At Kellogg, we leverage the Maker’s Lab, Media Lab, and The Garage startup community to prototype clothing that works in real bodies and real recovery moments. Our flagship demos feature magnetic closures integrated into the shoulder line, allowing sweatshirts and jackets to open without overhead pulling or traditional front zippers. This design decision has resonated deeply with orthopedic surgeons, physical therapists, patients, and caregivers across Chicago and the greater Midwest rehabilitation ecosystem.
In 2025, Fracture Club was selected as a Top 50 team at the Baylor New Venture Competition and advancing to second round, one of the largest student-led startup competitions in the world. This achievement validates both our business potential and our mission. Baylor’s entrepreneurial stage celebrates ventures that scale with purpose, and Fracture Club stands at that same intersection: a consumer brand with engineering intelligence and social impact embedded into every product decision.
We are currently growing partnerships with physical therapy clinics, hospitals, mobility and medical supply partners, and recovery communities across the Chicago area, including joint initiatives and co-marketing collaborations. Our first major fundraiser this winter, Bears Care: Holiday Comfort Drive, brings comfort companions to patients while fueling future adaptive design development. Even a single purchase or Jersey magnet prototype tested in Chicago recovery centers contributes to building clothing that restores independence, especially when mobility is most limited.

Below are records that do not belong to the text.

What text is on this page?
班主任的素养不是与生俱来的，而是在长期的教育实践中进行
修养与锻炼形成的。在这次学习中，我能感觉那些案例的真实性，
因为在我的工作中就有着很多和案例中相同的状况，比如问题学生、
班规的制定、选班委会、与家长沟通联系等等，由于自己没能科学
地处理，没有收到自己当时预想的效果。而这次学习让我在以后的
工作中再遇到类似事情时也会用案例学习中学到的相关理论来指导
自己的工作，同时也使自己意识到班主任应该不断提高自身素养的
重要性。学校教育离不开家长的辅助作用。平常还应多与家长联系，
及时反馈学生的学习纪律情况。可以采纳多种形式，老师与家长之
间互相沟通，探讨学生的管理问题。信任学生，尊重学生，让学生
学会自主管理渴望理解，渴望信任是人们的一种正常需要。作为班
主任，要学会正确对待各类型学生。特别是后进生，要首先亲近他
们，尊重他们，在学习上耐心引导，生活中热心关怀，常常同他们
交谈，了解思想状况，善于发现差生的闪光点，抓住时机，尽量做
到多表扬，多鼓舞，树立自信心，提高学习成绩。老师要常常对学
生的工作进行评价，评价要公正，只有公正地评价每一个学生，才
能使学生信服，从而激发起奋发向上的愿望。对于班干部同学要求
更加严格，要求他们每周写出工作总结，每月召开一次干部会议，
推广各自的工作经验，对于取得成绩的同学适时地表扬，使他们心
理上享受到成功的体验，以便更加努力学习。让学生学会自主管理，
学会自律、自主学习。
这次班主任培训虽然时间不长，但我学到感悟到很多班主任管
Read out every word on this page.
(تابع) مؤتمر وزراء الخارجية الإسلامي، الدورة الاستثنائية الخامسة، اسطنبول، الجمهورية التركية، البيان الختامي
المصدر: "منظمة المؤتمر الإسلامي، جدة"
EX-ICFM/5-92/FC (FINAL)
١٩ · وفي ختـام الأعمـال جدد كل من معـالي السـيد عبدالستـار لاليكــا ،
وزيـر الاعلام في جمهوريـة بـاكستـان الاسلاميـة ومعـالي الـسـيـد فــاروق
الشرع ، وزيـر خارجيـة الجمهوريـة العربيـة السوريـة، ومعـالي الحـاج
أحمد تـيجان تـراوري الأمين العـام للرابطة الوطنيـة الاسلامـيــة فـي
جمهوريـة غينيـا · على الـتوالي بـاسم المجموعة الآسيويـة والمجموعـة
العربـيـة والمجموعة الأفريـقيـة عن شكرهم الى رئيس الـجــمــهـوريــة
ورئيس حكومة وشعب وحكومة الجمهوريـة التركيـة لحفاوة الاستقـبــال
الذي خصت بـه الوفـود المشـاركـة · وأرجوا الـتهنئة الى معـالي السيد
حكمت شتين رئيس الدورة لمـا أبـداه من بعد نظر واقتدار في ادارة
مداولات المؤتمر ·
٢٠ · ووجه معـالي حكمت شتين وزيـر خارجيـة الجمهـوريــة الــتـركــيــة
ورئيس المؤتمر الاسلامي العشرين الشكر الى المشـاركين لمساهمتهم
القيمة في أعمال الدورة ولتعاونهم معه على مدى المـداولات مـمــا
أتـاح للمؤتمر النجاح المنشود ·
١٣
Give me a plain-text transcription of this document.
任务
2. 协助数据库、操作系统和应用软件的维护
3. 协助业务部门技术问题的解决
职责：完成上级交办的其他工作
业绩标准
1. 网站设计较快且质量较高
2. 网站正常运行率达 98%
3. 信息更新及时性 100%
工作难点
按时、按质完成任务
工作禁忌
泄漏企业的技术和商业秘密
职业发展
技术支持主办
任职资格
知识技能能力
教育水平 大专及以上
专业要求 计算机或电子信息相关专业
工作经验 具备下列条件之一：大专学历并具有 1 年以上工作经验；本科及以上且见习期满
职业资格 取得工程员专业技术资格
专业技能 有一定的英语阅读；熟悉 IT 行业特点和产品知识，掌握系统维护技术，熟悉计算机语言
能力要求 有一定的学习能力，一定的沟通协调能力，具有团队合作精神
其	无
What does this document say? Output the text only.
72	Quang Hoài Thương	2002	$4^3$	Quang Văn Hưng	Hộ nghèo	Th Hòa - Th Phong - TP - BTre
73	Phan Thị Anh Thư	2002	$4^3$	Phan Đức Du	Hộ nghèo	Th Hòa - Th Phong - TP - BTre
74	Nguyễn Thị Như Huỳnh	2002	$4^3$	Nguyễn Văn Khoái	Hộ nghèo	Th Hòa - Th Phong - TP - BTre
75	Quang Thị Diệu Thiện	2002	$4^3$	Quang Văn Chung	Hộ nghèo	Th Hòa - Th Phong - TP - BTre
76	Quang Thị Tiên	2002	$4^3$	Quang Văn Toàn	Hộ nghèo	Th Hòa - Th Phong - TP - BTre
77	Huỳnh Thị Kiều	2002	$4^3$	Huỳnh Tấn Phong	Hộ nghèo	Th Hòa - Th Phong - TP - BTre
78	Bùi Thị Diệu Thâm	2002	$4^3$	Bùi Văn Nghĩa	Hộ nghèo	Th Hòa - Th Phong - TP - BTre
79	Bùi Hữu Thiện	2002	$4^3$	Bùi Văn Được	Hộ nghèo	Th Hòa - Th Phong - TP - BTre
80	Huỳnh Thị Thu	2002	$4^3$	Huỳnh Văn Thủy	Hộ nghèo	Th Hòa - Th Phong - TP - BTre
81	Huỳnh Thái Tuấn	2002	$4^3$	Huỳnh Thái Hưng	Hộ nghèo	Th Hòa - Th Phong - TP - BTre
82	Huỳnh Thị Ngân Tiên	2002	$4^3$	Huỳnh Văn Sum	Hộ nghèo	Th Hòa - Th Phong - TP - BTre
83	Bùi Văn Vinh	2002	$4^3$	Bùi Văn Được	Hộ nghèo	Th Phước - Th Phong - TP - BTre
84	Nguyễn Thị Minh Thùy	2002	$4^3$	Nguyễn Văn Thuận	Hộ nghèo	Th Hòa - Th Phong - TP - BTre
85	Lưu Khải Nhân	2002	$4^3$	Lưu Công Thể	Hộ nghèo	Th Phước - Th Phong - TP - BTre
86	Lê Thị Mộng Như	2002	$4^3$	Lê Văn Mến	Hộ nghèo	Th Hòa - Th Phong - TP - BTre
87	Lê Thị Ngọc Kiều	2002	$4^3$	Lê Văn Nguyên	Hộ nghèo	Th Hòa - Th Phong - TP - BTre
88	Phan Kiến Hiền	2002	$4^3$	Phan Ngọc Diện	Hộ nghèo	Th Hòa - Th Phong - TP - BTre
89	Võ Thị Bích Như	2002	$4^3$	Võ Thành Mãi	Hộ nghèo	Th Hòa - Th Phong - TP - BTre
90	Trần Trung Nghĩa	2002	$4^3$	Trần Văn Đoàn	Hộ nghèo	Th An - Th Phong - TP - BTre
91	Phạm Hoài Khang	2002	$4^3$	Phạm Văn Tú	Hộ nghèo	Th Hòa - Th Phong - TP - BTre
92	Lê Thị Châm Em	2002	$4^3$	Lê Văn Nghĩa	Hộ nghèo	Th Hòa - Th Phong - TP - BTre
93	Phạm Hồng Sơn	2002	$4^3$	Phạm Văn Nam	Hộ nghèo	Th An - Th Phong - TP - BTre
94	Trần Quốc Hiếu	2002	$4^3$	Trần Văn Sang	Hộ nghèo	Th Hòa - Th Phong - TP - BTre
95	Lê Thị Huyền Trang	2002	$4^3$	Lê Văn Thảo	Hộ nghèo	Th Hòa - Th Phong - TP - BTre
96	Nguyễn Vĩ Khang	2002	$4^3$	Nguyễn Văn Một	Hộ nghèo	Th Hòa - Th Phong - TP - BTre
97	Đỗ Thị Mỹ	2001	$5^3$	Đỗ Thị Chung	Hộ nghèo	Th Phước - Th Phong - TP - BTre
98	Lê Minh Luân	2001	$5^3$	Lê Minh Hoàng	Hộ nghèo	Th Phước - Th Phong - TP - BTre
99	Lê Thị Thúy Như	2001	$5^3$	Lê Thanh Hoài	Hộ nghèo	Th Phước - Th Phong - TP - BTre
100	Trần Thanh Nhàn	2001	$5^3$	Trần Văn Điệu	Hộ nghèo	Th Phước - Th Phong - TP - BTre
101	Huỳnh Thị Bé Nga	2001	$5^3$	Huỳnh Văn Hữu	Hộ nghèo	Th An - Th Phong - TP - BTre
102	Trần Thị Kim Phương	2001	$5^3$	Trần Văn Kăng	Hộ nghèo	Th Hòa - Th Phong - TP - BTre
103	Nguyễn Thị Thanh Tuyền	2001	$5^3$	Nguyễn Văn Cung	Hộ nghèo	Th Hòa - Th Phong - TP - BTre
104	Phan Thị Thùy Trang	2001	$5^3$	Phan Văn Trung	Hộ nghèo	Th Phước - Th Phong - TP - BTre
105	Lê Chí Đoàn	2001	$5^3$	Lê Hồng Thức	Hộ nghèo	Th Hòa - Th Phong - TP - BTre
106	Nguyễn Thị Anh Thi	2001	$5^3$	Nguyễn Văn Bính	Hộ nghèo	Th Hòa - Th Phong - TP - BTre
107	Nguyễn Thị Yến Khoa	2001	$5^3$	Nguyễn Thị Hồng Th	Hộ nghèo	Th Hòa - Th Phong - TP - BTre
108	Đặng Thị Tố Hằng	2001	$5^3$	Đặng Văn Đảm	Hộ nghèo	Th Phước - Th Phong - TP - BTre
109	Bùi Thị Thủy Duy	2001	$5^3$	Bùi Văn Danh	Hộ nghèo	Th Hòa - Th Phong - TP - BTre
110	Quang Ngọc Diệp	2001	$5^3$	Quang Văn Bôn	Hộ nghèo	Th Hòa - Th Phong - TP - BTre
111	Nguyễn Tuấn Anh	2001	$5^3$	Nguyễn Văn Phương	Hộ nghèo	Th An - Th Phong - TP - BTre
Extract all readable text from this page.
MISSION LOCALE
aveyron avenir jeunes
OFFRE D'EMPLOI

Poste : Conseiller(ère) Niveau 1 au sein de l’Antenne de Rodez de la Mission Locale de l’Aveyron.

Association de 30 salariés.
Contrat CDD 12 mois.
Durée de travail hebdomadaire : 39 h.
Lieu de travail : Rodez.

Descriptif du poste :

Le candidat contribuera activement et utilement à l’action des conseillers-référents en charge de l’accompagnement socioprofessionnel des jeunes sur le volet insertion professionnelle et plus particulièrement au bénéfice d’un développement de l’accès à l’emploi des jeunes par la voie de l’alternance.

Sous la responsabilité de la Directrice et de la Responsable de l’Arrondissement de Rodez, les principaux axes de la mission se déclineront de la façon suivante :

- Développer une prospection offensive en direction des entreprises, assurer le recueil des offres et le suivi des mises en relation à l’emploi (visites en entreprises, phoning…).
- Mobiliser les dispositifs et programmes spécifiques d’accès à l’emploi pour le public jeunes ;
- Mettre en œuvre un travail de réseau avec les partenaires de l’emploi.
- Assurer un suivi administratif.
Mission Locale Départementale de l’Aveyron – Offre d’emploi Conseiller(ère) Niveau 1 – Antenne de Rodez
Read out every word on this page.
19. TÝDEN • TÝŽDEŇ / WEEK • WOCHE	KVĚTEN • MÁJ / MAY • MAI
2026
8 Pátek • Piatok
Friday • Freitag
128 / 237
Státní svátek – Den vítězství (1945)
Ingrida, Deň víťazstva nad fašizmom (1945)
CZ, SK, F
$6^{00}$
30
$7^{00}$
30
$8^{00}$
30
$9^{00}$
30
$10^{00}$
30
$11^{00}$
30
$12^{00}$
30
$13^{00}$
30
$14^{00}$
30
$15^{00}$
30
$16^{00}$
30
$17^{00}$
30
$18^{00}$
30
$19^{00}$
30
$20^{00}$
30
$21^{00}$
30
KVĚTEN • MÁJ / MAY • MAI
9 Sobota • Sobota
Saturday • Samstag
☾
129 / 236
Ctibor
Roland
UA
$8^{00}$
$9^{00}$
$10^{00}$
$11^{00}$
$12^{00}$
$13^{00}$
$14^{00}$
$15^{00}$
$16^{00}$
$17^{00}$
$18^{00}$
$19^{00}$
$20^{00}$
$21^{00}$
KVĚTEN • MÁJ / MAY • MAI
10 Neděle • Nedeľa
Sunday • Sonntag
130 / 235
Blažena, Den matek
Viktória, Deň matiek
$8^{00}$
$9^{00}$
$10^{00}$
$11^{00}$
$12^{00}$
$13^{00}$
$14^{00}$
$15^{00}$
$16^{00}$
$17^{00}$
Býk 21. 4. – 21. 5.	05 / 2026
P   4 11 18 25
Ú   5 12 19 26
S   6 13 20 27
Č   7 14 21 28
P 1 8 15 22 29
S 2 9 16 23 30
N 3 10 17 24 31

Chicago is a city that moves, climbs, heals, and rebuilds. From rehab clinics along the lakefront to outpatient therapy centers across Evanston and downtown hospitals to suburban adaptive communities, we continue optimizing distribution, SEO, and geographic relevance so that anyone searching for recovery apparel, adaptive design, or injury support can find us. We are building not just clothing, but a movement of support, comfort, and belonging for every stage of healing.